Olimpia Gaona is one of the women who grow coffee on their own land in Zongozotla, Puebla.

The donation of the ecological wet mill is part of Starbucks "Todos Sembramos Café" program, created in Mexico in 2014. Each year, the program donates rust-resistant coffee trees for each bag of coffee beans sold in the country's stores. Last 2021, it delivered 400 thousand coffee trees to the communities of Puebla, Chiapas and Oaxaca.

The success of this program has inspired a similar one in the United States under the name "100 Million Trees Commitment." So far, these programs have donated more than 20 million coffee trees to Mexican producers, including members of the Totonacapan Coffee Cooperative in Puebla.

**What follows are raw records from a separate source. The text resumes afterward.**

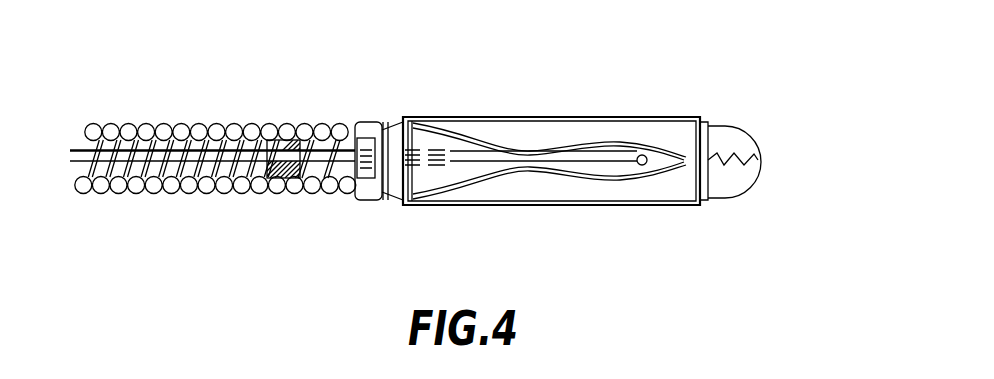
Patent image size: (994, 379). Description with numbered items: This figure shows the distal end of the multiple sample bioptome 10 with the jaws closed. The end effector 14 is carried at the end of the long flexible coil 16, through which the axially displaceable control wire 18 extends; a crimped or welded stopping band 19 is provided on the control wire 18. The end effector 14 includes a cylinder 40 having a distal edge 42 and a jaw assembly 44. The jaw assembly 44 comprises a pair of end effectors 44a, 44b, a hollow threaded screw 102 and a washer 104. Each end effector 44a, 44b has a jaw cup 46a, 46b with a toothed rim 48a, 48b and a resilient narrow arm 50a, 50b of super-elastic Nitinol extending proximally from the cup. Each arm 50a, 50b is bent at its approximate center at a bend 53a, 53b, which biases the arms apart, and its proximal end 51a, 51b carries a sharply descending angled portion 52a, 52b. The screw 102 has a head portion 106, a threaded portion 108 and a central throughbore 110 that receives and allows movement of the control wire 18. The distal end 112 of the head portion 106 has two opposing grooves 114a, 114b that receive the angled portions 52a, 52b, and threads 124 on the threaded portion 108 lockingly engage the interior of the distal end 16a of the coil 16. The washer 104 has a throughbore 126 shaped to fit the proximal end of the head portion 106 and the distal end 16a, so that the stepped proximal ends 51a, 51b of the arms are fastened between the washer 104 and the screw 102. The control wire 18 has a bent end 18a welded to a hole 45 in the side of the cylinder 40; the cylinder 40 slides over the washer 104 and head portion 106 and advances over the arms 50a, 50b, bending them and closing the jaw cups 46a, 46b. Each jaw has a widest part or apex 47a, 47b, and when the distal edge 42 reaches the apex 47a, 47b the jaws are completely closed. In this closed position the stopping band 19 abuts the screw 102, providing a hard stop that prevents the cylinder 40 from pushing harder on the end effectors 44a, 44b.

The multiple sample bioptome 10 is at (271, 266).
The end effector 14 is at (652, 79).
The coil 16 is at (167, 128).
The distal end of the coil 16a is at (335, 124).
The control wire 18 is at (118, 156).
The bent end of the control wire 18a is at (643, 166).
The stopping band 19 is at (257, 190).
The cylinder 40 is at (500, 117).
The distal edge of the cylinder 42 is at (705, 117).
The jaw assembly 44 is at (789, 140).
The end effector 44a is at (598, 117).
The end effector 44b is at (583, 189).
The hole 45 is at (651, 117).
The jaw cup 46a is at (743, 142).
The jaw cup 46b is at (727, 188).
The apex 47a is at (720, 118).
The apex 47b is at (708, 203).
The rim 48a is at (754, 157).
The rim 48b is at (730, 188).
The arm 50a is at (452, 125).
The arm 50b is at (486, 186).
The proximal end of the arm 51a is at (383, 122).
The proximal end of the arm 51b is at (392, 207).
The angled portion 52a is at (361, 122).
The angled portion 52b is at (365, 202).
The bend 53a is at (533, 118).
The bend 53b is at (535, 188).
The threaded screw 102 is at (307, 188).
The washer 104 is at (356, 203).
The head portion 106 is at (467, 128).
The threaded portion 108 is at (302, 123).
The throughbore 110 is at (387, 208).
The distal end of the head portion 112 is at (450, 180).
The groove 114a is at (397, 123).
The groove 114b is at (390, 207).
The threads 124 is at (289, 187).
The throughbore 126 is at (356, 197).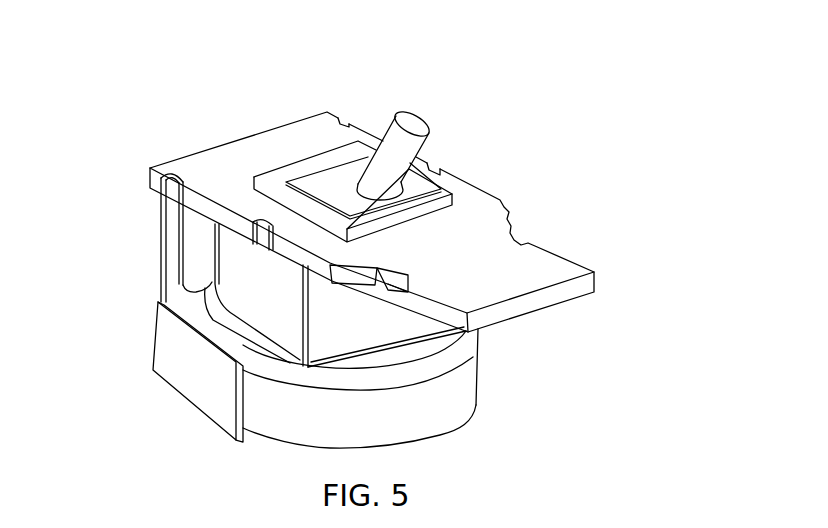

Reynaldo among mature coffee trees in the forest in Zongozotla, Puebla.

Community with C for coffee

Founded with 60 members, the Totonacapan Coffee Cooperative in Puebla joined Starbucks C.A.F.E. Practices 2019, which is a program of continuous improvement that seeks to guarantee a more sustainable coffee. With this and other support and training initiatives, the Cooperative will continue to reap the benefits of its alliance with Starbucks.

“I have been in the coffee business for 40 years and I have seen how production has improved in my community with the arrival of the Cooperative. We have received technical advice, monitoring of our plots, relief funds and plant deliveries from Starbucks, which have helped us grow as producers,” said Reynaldo López, a member of the Cooperative for two years.

“I like the whole process, from the sowing to the fertilization and care, but what I enjoy most is savoring a cup and knowing that it was the product of my work and effort. I am glad to know that, somewhere in the world, someone is drinking our coffee and they recognize the quality that we have in Zongozotla”, concluded Reynaldo.

In the humid mountains of Mexico, coffee is the way of life for Herminio, Máximo, Olimpia and Reynaldo, who are proud to know that, thanks to their work, Starbucks can continue to bring coffee to its customers and different communities, as it has for the past 50 years, while continuing to build a more sustainable coffee future for all by focusing on the things it values most: coffee, people, and the planet.